2.正直 「主よ、私をお助けください。」(25節)

  • 彼女は「私を」と言った。「私の娘を」ではない。自分のことを求めるよりも、人のことをとりなす方が、高尚であるように私たちは思いやすい。しかし、自分の願いを「とりなし」として言い換えているのは、自分の思いを正直に告白できないからなのかもしれない。カナンの女は、もちろん娘を愛しており、愛する娘のために主イエスのところまで求めに来た。しかし「私ではなく、かわいそうな娘をお助けください」とは言わず、正直に「私を」と願った。

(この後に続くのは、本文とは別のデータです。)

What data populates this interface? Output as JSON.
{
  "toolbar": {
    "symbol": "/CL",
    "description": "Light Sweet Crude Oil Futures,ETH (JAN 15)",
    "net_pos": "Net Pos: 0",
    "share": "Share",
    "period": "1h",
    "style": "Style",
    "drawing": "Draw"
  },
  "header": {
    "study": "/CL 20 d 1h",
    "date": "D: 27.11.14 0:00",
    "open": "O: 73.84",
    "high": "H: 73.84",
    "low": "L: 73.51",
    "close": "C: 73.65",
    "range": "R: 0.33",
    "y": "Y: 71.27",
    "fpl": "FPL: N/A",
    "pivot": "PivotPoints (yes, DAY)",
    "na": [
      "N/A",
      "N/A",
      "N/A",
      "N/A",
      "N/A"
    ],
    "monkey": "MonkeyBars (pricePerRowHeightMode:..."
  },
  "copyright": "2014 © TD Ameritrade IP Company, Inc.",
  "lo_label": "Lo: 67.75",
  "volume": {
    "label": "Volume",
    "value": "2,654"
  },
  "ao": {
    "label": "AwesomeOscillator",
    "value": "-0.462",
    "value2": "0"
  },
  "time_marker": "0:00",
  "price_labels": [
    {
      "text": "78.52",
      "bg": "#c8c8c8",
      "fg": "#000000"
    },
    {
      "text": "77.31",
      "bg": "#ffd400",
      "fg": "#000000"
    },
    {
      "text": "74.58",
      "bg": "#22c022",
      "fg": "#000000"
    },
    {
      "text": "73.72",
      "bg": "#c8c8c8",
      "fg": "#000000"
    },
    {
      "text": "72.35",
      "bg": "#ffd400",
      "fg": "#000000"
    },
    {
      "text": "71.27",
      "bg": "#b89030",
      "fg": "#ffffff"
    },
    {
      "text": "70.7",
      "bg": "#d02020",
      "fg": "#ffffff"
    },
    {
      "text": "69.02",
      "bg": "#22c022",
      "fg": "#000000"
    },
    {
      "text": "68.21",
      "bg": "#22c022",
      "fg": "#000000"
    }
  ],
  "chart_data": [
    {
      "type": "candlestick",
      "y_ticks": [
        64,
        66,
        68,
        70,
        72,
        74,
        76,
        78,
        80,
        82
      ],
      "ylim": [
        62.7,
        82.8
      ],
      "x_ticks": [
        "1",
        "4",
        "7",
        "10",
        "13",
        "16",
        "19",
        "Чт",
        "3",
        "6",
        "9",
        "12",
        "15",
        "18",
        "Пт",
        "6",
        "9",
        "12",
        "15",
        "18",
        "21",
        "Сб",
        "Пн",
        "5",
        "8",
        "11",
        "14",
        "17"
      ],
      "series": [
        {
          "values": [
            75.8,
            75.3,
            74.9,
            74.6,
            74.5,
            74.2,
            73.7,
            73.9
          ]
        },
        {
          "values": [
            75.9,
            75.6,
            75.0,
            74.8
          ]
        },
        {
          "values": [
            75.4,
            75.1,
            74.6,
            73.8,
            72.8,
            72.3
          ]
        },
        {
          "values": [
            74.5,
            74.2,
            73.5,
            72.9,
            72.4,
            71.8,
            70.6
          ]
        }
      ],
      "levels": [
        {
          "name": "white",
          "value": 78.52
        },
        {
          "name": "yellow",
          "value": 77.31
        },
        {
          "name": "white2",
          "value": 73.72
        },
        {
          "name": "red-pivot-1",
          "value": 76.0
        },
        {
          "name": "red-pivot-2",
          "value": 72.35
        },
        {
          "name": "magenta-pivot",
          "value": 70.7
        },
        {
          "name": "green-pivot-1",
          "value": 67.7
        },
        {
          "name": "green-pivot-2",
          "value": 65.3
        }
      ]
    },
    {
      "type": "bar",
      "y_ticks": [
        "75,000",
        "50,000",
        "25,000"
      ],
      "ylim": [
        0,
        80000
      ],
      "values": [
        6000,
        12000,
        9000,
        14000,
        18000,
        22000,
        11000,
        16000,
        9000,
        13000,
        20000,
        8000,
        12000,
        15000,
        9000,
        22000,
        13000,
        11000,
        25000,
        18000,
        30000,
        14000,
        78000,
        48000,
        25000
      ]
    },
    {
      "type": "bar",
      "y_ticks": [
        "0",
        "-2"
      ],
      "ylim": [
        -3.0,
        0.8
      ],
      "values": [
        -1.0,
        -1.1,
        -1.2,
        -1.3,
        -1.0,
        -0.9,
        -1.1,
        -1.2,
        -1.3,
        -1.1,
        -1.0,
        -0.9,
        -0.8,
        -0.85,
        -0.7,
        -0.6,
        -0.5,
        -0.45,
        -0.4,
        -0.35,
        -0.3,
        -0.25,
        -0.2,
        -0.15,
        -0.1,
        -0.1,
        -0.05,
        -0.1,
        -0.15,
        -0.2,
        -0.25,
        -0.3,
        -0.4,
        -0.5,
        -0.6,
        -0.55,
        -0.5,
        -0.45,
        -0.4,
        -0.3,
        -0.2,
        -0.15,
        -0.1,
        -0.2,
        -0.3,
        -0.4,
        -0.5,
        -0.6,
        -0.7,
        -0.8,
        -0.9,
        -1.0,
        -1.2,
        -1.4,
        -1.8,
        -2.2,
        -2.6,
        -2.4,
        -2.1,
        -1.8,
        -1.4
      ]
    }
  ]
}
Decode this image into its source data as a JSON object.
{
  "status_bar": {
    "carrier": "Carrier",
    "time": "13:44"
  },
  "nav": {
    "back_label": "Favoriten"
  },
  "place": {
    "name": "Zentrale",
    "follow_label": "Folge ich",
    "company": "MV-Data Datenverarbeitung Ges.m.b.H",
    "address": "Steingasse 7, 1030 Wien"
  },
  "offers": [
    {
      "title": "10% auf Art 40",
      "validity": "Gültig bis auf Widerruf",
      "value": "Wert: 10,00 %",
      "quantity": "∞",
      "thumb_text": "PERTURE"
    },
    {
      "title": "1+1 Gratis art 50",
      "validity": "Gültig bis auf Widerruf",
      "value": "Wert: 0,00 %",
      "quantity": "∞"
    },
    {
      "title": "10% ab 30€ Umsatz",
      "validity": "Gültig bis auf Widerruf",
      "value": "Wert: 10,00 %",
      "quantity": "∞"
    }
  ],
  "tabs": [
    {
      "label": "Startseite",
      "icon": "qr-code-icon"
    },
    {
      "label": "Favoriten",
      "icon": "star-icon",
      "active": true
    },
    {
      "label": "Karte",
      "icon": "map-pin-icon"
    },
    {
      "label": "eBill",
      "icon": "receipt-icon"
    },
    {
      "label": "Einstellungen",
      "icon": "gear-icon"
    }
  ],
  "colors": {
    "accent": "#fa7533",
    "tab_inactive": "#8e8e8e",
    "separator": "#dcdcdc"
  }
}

3.期待し続ける「主よ、そのとおりです。でも…」(27節)

  • ついに女に返答した主イエスのことばは、冷たく聞こえる。彼女の境遇に共感しているようには思えない。「こども」はユダヤ人。「子犬」は異邦人を指しているように聞こえる。まずユダヤ人に福音を伝えることが自分の使命であり、こどもの食事が済んだ後に、残飯を子犬にあげるのが道理だという趣旨。
  • 注目すべきは女の返事。素直に「主よ、そのとおりです。」と答えたのだ。反論したり、開き直ったりしない。しかし、あきらめたのでもない。
  • 彼女は「ただ子犬でも」と求め続けた。まだこどもの食事中で、おあずけ状態の子犬でも、こどもが食卓から落としたパン屑はいただくと。この機転の効いた返答は、主イエスの「子犬」発言に誘発されて出てきた。
  • 彼女は自分が子犬扱いされたことを怒るのではなく、むしろ積極的に受け止めた。子犬は危険視されず、主人の食卓の下に居ることができる。こどもがうっかり落としたパン屑を拾い食いしても蹴散らされはしない。恵みをいただける可能性を彼女は見出したのだ。

  • 主イエスを信じ、正直に、謙虚に、どこまでも主に期待し続ける姿勢を、主イエスはほめた。一見冷たい主のことばが、女のすばらしい信仰のことばをひきだしたことは、驚くべき。主は、ほむべきかな。